Corbett hit the canvas and stayed there – and the ‘solar plexus blow’ was born.  Bob did no boxing for the next two years – but he did do a lot of travelling across the USA with a theatrical group.  That made ‘Gentleman Jim’ a considerable amount of money!

Nicknamed by many as “Ruby Robert” and “The Freckled Wonder”, he took pride in his lack of scars and appeared in the ring wearing heavy woollen underwear to conceal the disparity between his trunk and leg-development. He was also known for his pure fighting skills due to dislike of training for fights, which did cost him at times in his career.  However Bob was considered one of the hardest punchers in boxing history, and is ranked as No. 8 on Ring Magazine’s list of 100 greatest punchers of all time.

Although Fitzsimmons became a world champion in each of the Middleweight, Light Heavyweight and Heavyweight divisions, historians do not consider him the first world Light Heavyweight Champion to become World Heavyweight Champion, because he won the Heavyweight title before winning the Light Heavyweight belt!
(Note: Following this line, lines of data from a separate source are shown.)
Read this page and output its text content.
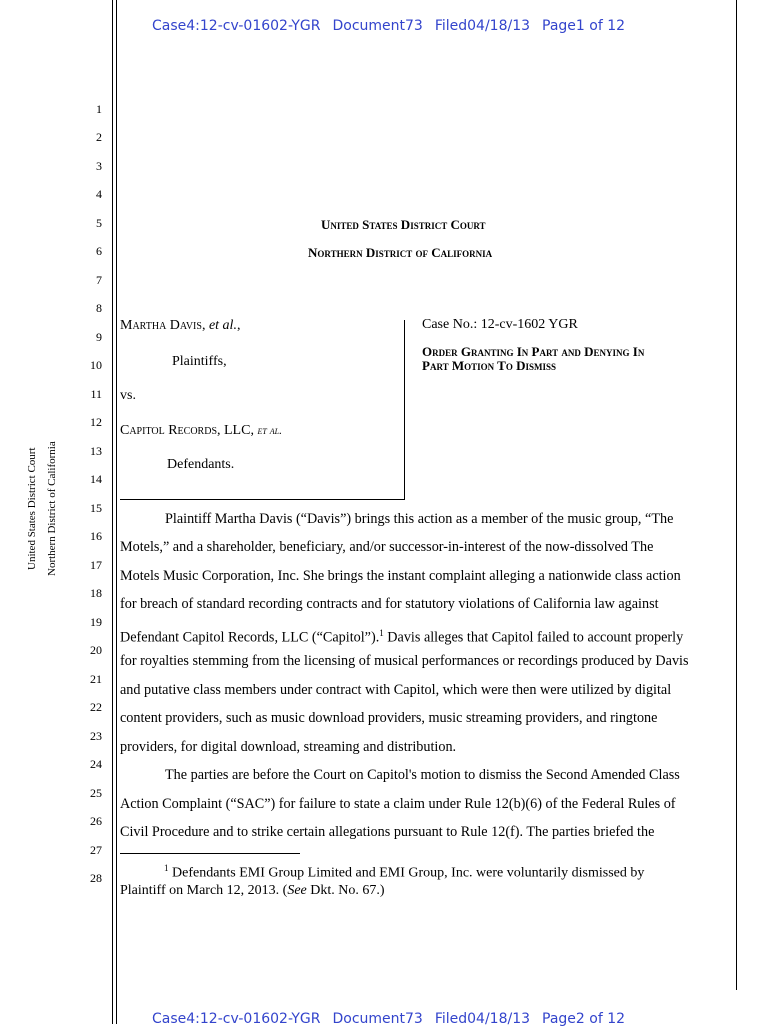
Case4:12-cv-01602-YGR Document73 Filed04/18/13 Page1 of 12
United States District Court Northern District of California
1
2
3
4
5
6
7
8
9
10
11
12
13
14
15
16
17
18
19
20
21
22
23
24
25
26
27
28
United States District Court
Northern District of California
Martha Davis, et al.,
Plaintiffs,
vs.
Capitol Records, LLC, et al.
Defendants.
Case No.: 12-cv-1602 YGR
Order Granting In Part and Denying In
Part Motion To Dismiss
Plaintiff Martha Davis (“Davis”) brings this action as a member of the music group, “The
Motels,” and a shareholder, beneficiary, and/or successor-in-interest of the now-dissolved The
Motels Music Corporation, Inc. She brings the instant complaint alleging a nationwide class action
for breach of standard recording contracts and for statutory violations of California law against
Defendant Capitol Records, LLC (“Capitol”).$^1$ Davis alleges that Capitol failed to account properly
for royalties stemming from the licensing of musical performances or recordings produced by Davis
and putative class members under contract with Capitol, which were then were utilized by digital
content providers, such as music download providers, music streaming providers, and ringtone
providers, for digital download, streaming and distribution.
The parties are before the Court on Capitol's motion to dismiss the Second Amended Class
Action Complaint (“SAC”) for failure to state a claim under Rule 12(b)(6) of the Federal Rules of
Civil Procedure and to strike certain allegations pursuant to Rule 12(f). The parties briefed the
$^1$ Defendants EMI Group Limited and EMI Group, Inc. were voluntarily dismissed by
Plaintiff on March 12, 2013. (See Dkt. No. 67.)
Case4:12-cv-01602-YGR Document73 Filed04/18/13 Page2 of 12
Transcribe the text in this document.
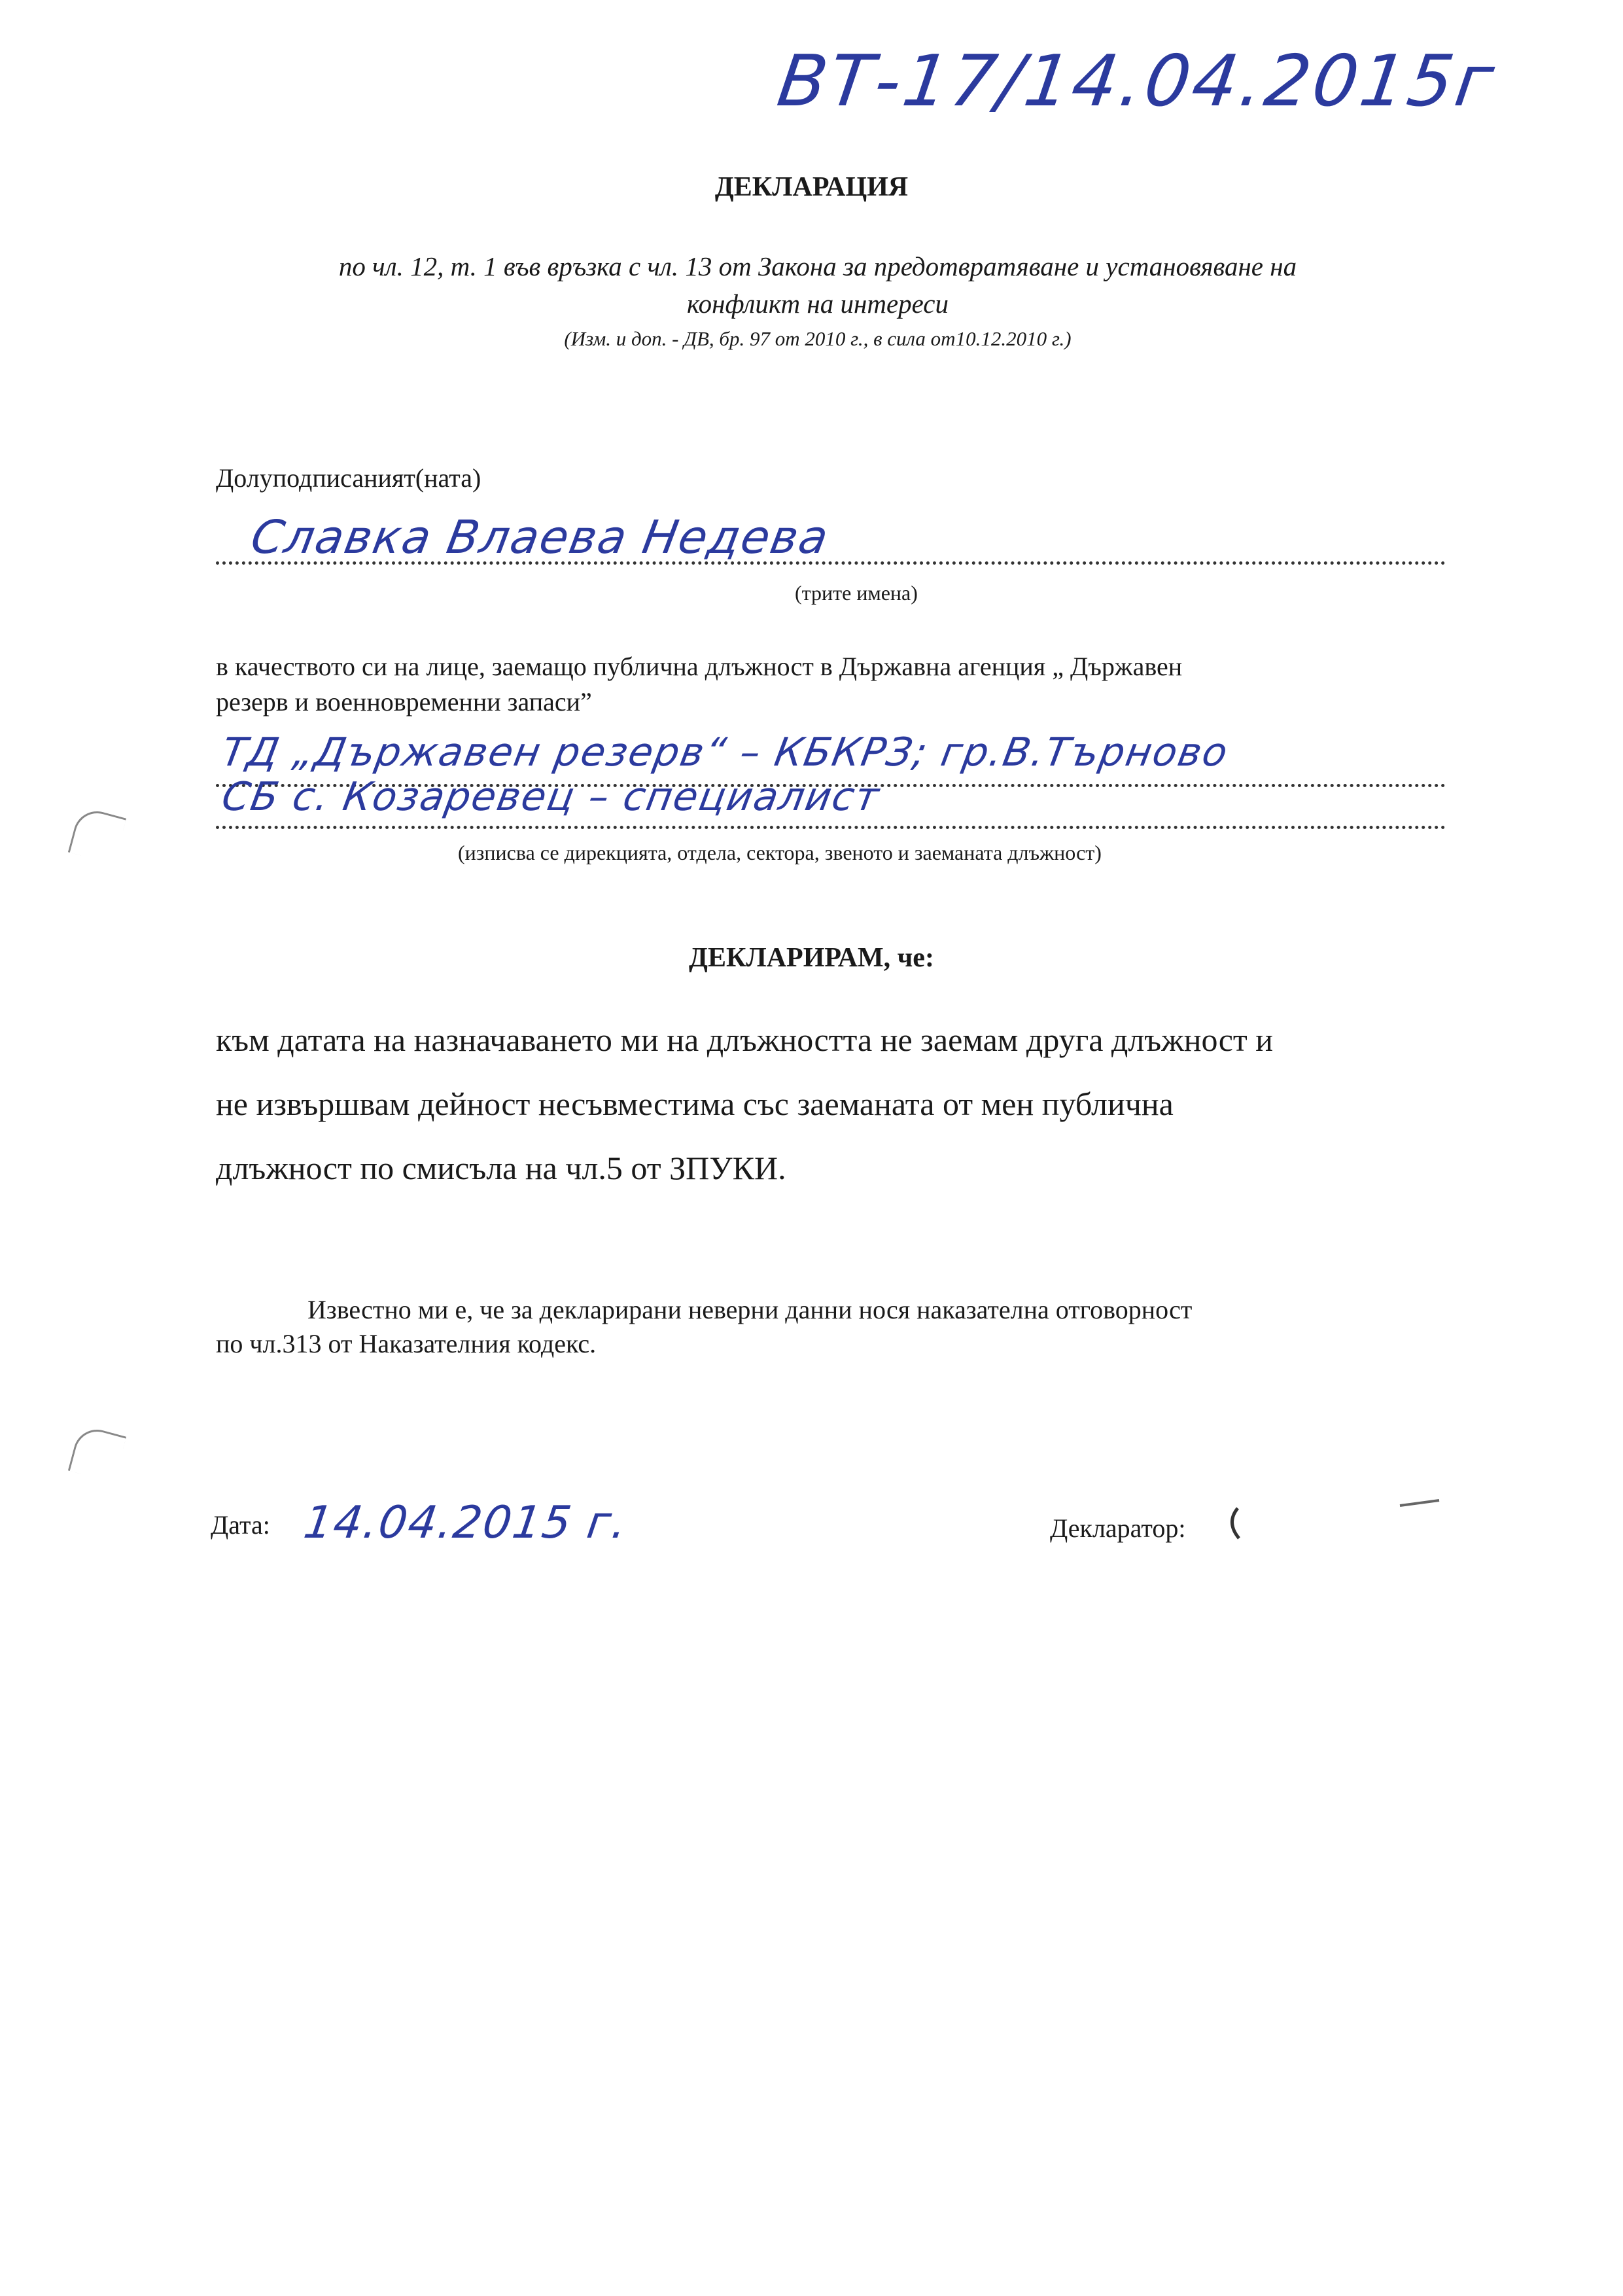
ВТ-17/14.04.2015г
ДЕКЛАРАЦИЯ
по чл. 12, т. 1 във връзка с чл. 13 от Закона за предотвратяване и установяване на
конфликт на интереси
(Изм. и доп. - ДВ, бр. 97 от 2010 г., в сила от10.12.2010 г.)
Долуподписаният(ната)
Славка Влаева Недева
(трите имена)
в качеството си на лице, заемащо публична длъжност в Държавна агенция „ Държавен
резерв и военновременни запаси”
ТД „Държавен резерв“ – КБКРЗ; гр.В.Търново
СБ с. Козаревец – специалист
(изписва се дирекцията, отдела, сектора, звеното и заеманата длъжност)
ДЕКЛАРИРАМ, че:
към датата на назначаването ми на длъжността не заемам друга длъжност и
не извършвам дейност несъвместима със заеманата от мен публична
длъжност по смисъла на чл.5 от ЗПУКИ.
Известно ми е, че за декларирани неверни данни нося наказателна отговорност
по чл.313 от Наказателния кодекс.
Дата: 14.04.2015 г.	Декларатор:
However, Bob was the first Middleweight Champion to win the Heavyweight title and the only Heavyweight Champion to drop down and win the Light Heavyweight title!  His final professional record was – 66 wins with 59 by knockout, 8 losses, 4 draws, 19 no contests and 2 no decisions although ‘Newspaper Decisions’ gave both of them to him!

Bob died in Chicago of pneumonia in 1917.   He married four times and had six children, four of whom survived infancy but, having four wives, a gambling habit and a susceptibility to confidence tricksters, he did not hold on to the money he made.

In 2003 Ring Magazine named Robert James [Bob] Fitzsimmons number eight of all time among boxing’s best punchers.